Całą drogę do domu Taszka spała mi na kolanach jak zabita. Po przyjeździe była oczywiście podenerwowana, powarkiwała na psiaki, ale w normie ;) Nie chciała spać, wolała iść zwiedzać dom, ale patrzyła czy idę za nią. Musiałam się zająć obiadem i kolejną warstwą lakieru na stole, więc siadała sobie koło mojej nogi i niestety często musiała zmieniać miejsce ;) Gdy tylko na chwilę siadałam, tryniła mi się na kolana i próbowała podsypiać, co nie było proste, bo bez przerwy coś się działo! A to psy wypadały na zewnątrz, a to pies sąsiadów zaszczekał, a to Sławek przechodził... Próbowała podgryzać fraczek, który po rozszarpaniu "firmowego" pani jej zrobiła z jakichś śpioszków dla lalek, ale dwukrotnie "nie" poskutkowało! Można z nią zrobić wszystko! Układałam ją sobie na rękach jak niemowlę, na pleckach i odpływała, mrużąc oczka. Wieczorem pojechałam z nią do lecznicy po drugi fraczek oraz po kołnierz - na wszelki wypadek, a także by Doktor zerknął na tylną nóżkę, na którą zdarza jej się utykać (a właściwie "omykać" kroki).
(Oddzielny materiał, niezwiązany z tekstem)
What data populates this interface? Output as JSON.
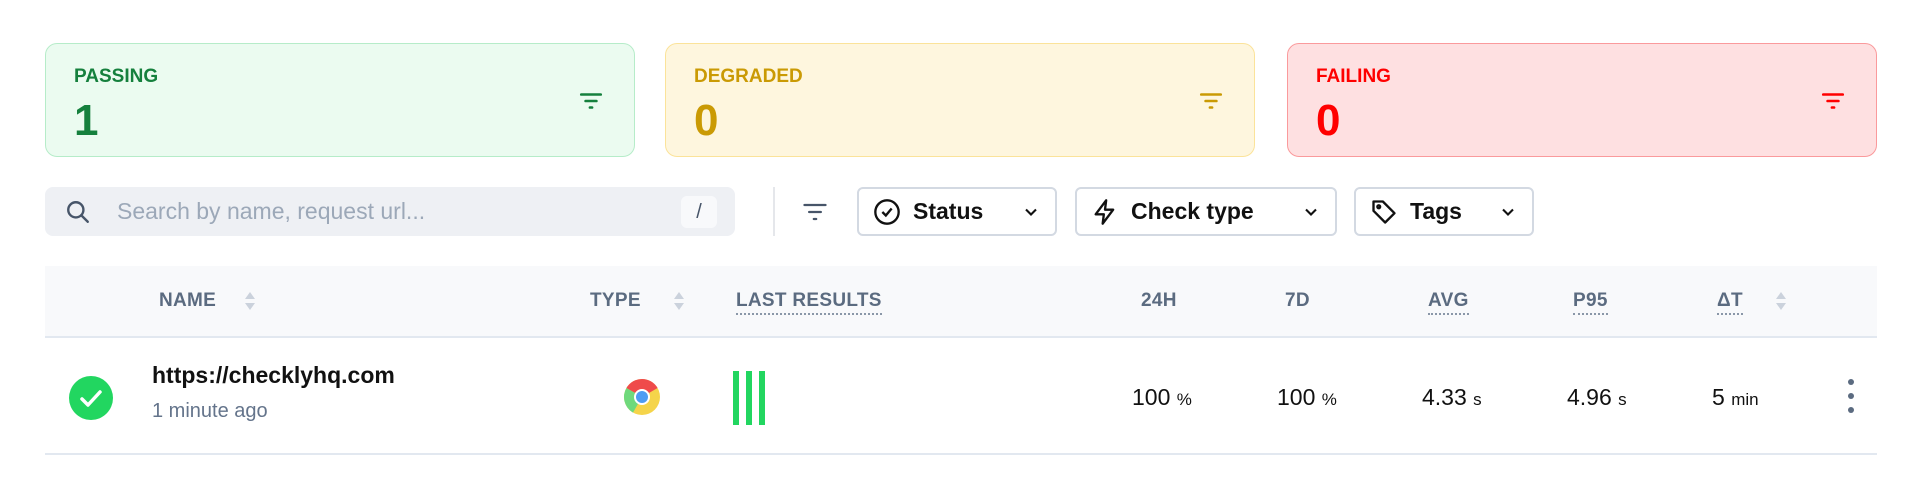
{
  "summary": [
    {
      "label": "PASSING",
      "count": "1",
      "color": "#15803d",
      "bg": "#ebfbf0",
      "border": "#b6ecc9"
    },
    {
      "label": "DEGRADED",
      "count": "0",
      "color": "#ca9a04",
      "bg": "#fef6de",
      "border": "#fbe39a"
    },
    {
      "label": "FAILING",
      "count": "0",
      "color": "#ff0000",
      "bg": "#fee0e1",
      "border": "#fa9a9c"
    }
  ],
  "search": {
    "placeholder": "Search by name, request url...",
    "shortcut": "/"
  },
  "filters": [
    {
      "label": "Status",
      "icon": "check-circle-icon"
    },
    {
      "label": "Check type",
      "icon": "bolt-icon"
    },
    {
      "label": "Tags",
      "icon": "tag-icon"
    }
  ],
  "table": {
    "columns": [
      "NAME",
      "TYPE",
      "LAST RESULTS",
      "24H",
      "7D",
      "AVG",
      "P95",
      "ΔT"
    ],
    "rows": [
      {
        "status": "passing",
        "name": "https://checklyhq.com",
        "updated": "1 minute ago",
        "type": "browser-chrome-icon",
        "last_results": [
          "pass",
          "pass",
          "pass"
        ],
        "h24": "100",
        "h24_unit": "%",
        "d7": "100",
        "d7_unit": "%",
        "avg": "4.33",
        "avg_unit": "s",
        "p95": "4.96",
        "p95_unit": "s",
        "dt": "5",
        "dt_unit": "min"
      }
    ]
  }
}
Na mój widok Doktor się załamał, bo myślał, że przyjechałam zwrócić Taszkę. Szybko wyprowadziłam go z błędu, ale też powiedziałam, że pomimo obietnicy, nie mogę teraz wziąć tej drugiej suni na tymczas :(

 

Dostałyśmy fraczek "na kota" - rozm. 2! :) Doktor, badając kolana i bioderka, zadał Taszce ból, a pomimo to, nawet nie próbowała się bronić - szarpać, czy użyć zębów! Gdy ją przebieraliśmy, łapała mnie ząbkami za ręce, ale tak, jak w zabawie - delikatnie i na niby.
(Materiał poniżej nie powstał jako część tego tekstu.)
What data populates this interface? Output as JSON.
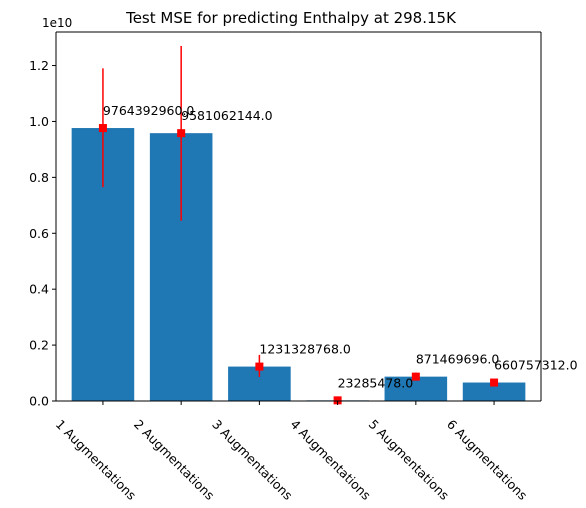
{
  "chart_data": {
    "type": "bar",
    "title": "Test MSE for predicting Enthalpy at 298.15K",
    "xlabel": "",
    "ylabel": "",
    "categories": [
      "1 Augmentations",
      "2 Augmentations",
      "3 Augmentations",
      "4 Augmentations",
      "5 Augmentations",
      "6 Augmentations"
    ],
    "values": [
      9764392960.0,
      9581062144.0,
      1231328768.0,
      23285478.0,
      871469696.0,
      660757312.0
    ],
    "value_labels": [
      "9764392960.0",
      "9581062144.0",
      "1231328768.0",
      "23285478.0",
      "871469696.0",
      "660757312.0"
    ],
    "error_low": [
      7650000000,
      6450000000,
      860000000,
      0,
      760000000,
      560000000
    ],
    "error_high": [
      11900000000,
      12700000000,
      1650000000,
      60000000,
      1020000000,
      790000000
    ],
    "ylim": [
      0,
      13200000000
    ],
    "yticks": [
      0,
      2000000000,
      4000000000,
      6000000000,
      8000000000,
      10000000000,
      12000000000
    ],
    "ytick_labels": [
      "0.0",
      "0.2",
      "0.4",
      "0.6",
      "0.8",
      "1.0",
      "1.2"
    ],
    "y_offset_label": "1e10",
    "grid": false,
    "bar_color": "#1f77b4",
    "error_color": "#ff0000"
  }
}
Po powrocie do domu, była tak wykończona, że zasnęła jak dziecko.

 

Agresor w moich objęciach, na tle koszulki do prac malarskich ;)

 

20150830_172623_zpsolbsthqy.jpg

 

Wieczorem już w miarę swobodnie się przemieszczała po domu, na dworze zrobiła co do niej należy (jeszcze wczoraj na symczce). Próbują się z Imką przymierzyć do zabawy, ale jeszcze im nie wychodzi ;) A Imka przy niej wygląda jak mega baleroniasty bulterier! :D

W nocy Taszka spała wtulona we mnie, potem na mojej głowie, potem na szyi. A gdy otworzyłam oczy, wyciągnęła łapkę i tak mnie szturchnęła w oko, że funkcjonuję dziś jako ten Cyklop (chyba ją jednak oddam, bo normalnie strach się bać! ;))
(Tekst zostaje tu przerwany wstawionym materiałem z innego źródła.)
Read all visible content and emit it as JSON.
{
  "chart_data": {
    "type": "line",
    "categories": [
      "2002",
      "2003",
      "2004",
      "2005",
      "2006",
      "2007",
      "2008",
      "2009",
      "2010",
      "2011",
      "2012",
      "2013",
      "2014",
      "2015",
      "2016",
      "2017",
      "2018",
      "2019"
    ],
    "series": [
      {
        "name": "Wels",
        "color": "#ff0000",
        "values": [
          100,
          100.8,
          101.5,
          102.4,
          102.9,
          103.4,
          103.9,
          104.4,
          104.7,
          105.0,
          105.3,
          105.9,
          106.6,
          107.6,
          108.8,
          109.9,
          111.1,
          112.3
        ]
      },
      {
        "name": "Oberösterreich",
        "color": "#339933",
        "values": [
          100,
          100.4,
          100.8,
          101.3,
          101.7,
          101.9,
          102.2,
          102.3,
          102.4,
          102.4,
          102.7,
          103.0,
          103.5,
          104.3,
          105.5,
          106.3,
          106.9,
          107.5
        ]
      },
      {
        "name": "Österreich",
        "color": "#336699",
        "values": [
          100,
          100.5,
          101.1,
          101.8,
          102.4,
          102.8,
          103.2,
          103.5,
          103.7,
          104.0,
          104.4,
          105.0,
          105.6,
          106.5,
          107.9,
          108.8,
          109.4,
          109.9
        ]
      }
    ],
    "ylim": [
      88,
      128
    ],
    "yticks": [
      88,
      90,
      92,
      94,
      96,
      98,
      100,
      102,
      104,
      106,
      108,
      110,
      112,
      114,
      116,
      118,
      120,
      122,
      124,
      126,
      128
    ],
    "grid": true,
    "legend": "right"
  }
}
Rano radośnie wybiegła do ogrodu (już bez smyczy). Zostawiłam ją w sypialni razem z Gapcią...

  • Upvote 1
Link to comment
Share on other sites

Guest Elżbieta481

Jestem u malutkiej.Nie sądziłam nigdy,że psa tej wielkości można się bać.Wiem-zęby każdy pies ma więc i ona ma.

Ona z całą pewnością w tamtym domku nie była grożna.Była niepewna,skołowana itd..Dlaczego ludzie nie mogą dać takiemu psu szansy pod postacią czasu aby się przyzwyczaiła?Ja myślę,że może inaczej sobie psinę wyobrażali,nie spełniła oczekiwań?Bo jeśli boją się psa tej wielkości to chyba na widok PitBulla to byłyby zawały...A z drugiej strony mieć psa i sie go bać to lepiej psa nie mieć...A ona jest taka krucha...I napewno w dalszym ciągu lekko skołowana...

Elżbieta

Link to comment
Share on other sites

Elżbieto, ona jak na psa po takich "przejściach" zachowuje się fenomenalnie! Wczoraj włożyłam jej obróżkę feromonową (połówkę, która została po Imce), ale chyba nawet niepotrzebnie, bo gdyby nie liczba psów i bałagan remontowy w naszym domu, już by się czuła jak u siebie ;)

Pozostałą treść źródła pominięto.